What is Safe Drain?
Safe drain is a mechanism built into OMC that enables nodes to be safely removed from a cluster. When a node is removed from a cluster, the safe drain process ensures that all its data is transferred to other nodes in the cluster before the node is taken offline. This prevents any data loss or corruption that could occur if the node were simply shut down or disconnected without first transferring its data to other nodes.
During the safe drain process, the node being removed is marked as “draining,” which means that it no longer receives any new requests. Instead, it only processes outstanding requests, until its workload has been completed.
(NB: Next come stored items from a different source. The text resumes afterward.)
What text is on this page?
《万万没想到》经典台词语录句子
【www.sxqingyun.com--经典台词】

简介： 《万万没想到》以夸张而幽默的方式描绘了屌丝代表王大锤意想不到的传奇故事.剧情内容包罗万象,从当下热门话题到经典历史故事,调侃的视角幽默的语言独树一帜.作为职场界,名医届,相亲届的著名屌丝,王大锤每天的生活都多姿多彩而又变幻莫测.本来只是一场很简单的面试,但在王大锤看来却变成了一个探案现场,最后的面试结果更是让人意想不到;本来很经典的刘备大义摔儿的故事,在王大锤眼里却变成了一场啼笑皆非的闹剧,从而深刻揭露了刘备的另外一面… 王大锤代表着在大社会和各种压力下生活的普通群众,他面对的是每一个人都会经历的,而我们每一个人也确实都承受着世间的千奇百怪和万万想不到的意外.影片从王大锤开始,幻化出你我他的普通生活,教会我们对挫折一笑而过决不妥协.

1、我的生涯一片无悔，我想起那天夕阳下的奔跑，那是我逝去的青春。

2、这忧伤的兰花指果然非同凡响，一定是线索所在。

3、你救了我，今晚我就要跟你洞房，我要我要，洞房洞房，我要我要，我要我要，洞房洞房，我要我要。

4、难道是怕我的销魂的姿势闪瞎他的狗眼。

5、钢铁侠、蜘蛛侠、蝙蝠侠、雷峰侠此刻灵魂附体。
Once all requests have been processed, the node will begin transferring its data to other nodes in the cluster. The safe drain process continues until all data has been transferred and the node is no longer part of the cluster. Only then, will the OMC turn down the node.
Why is Safe Drain Important?
Safe drain is an important OMC feature because it helps ensure the stability and reliability of the cluster. If a node were to be abruptly disconnected from the cluster, without transferring its data first, the risk of data loss or corruption is high. This could result in serious issues like index corruption, search queries returning incorrect or incomplete results, and even downtime for the entire cluster.
Using safe drain enables nodes to be safely removed from the cluster without any risk of data loss or corruption. This ensures that the cluster remains stable and reliable, even when nodes need to be taken offline for maintenance or other reasons.
How to Use Safe Drain
Using safe drain in OpenSearch is relatively simple, the only thing that users need to do is declare DrainDataNodes to true while creating the cluster, the rest will happen automatically when clusters are scaled down. Note that it can also be turned in after the cluster creation in the Setting phase of a running cluster. The DrainDataNodes feature only works on nodes that singed as DATA roles nodes.
We highly recommend using the safe drain feature on production clusters, it should always be used when removing nodes from an OpenSearch cluster. Failure to use safe drain could result in serious issues.